13. Mean deviation is useful because it is:
- a) Easy to understand and calculate
- b) Always smaller than variance
- c) Complex to explain
- d) Only for large samples
**Answer:** a) Easy to understand and calculate [5].
14. Which of these is used to find mean deviation in grouped data?
- a) Midpoint of classes
- b) Class widths
- c) Cumulative frequencies
- d) Mode of classes
**Answer:** a) Midpoint of classes [3].
15. Mean deviation is not preferred over variance because:
- a) It is not a true measure of dispersion
- b) It is not differentiable and not mathematically convenient
- c) It is harder to interpret
- d) It is the same as variance
**Answer:** b) It is not differentiable, making theoretical analysis harder [4].

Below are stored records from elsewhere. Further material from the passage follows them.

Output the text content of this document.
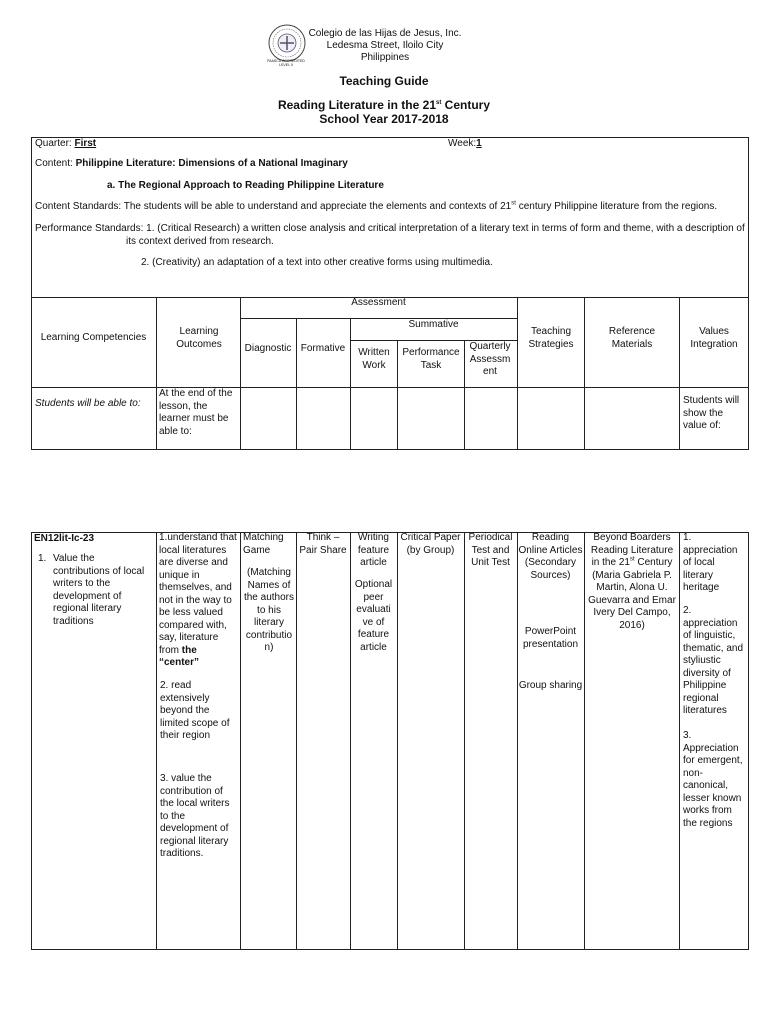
PAASCU ACCREDITED LEVEL II
Colegio de las Hijas de Jesus, Inc.
Ledesma Street, Iloilo City
Philippines
Teaching Guide
Reading Literature in the 21st Century
School Year 2017-2018
Quarter: First	Week:1
Content: Philippine Literature: Dimensions of a National Imaginary
a. The Regional Approach to Reading Philippine Literature
Content Standards: The students will be able to understand and appreciate the elements and contexts of 21st century Philippine literature from the regions.
Performance Standards: 1. (Critical Research) a written close analysis and critical interpretation of a literary text in terms of form and theme, with a description of
its context derived from research.
2. (Creativity) an adaptation of a text into other creative forms using multimedia.
Learning Competencies
Learning Outcomes
Assessment
Diagnostic Formative
Summative
Written Work
Performance Task
Quarterly Assessm ent
Teaching Strategies
Reference Materials
Values Integration
Students will be able to:
At the end of the lesson, the learner must be able to:
Students will show the value of:
EN12lit-Ic-23
1. Value the contributions of local writers to the development of regional literary traditions
1.understand that local literatures are diverse and unique in themselves, and not in the way to be less valued compared with, say, literature from the “center”
2. read extensively beyond the limited scope of their region
3. value the contribution of the local writers to the development of regional literary traditions.
Matching Game
(Matching Names of the authors to his literary contributio n)
Think – Pair Share
Writing feature article
Optional peer evaluati ve of feature article
Critical Paper (by Group)
Periodical Test and Unit Test
Reading Online Articles (Secondary Sources)
PowerPoint presentation
Group sharing
Beyond Boarders Reading Literature in the 21st Century (Maria Gabriela P. Martin, Alona U. Guevarra and Emar Ivery Del Campo, 2016)
1. appreciation of local literary heritage
2. appreciation of linguistic, thematic, and styliustic diversity of Philippine regional literatures
3. Appreciation for emergent, non-canonical, lesser known works from the regions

16. What is the effect on mean deviation if an observation is added far from the mean?
- a) Mean deviation increases
- b) Mean deviation decreases
- c) Mean deviation remains same
- d) Mean deviation becomes zero
**Answer:** a) Mean deviation increases [5].
17. Which is true about mean deviation and mean absolute deviation?
- a) Both are the same
- b) Mean deviation uses squared differences
- c) Mean absolute deviation is a different term for mean deviation
- d) Both measures are always zero
**Answer:** c) Mean absolute deviation is another name for mean deviation [1].
18. Mean deviation does not satisfy:
- a) Positivity
- b) Zero for identical values
- c) Squaring of deviations
- d) Being scale-dependent
**Answer:** c) Squaring of deviations is not part of mean deviation [4].
19. The sum of deviations from mean is always:
- a) Zero
- b) Positive
- c) Negative
- d) Undefined
**Answer:** a) Zero; sum of deviations about mean is zero [2].
20. Mean deviation is less affected by outliers than:
- a) Variance
- b) Range
- c) Interquartile range
- d) Mode
**Answer:** a) Variance; because variance squares deviations amplifying outliers' effect [5].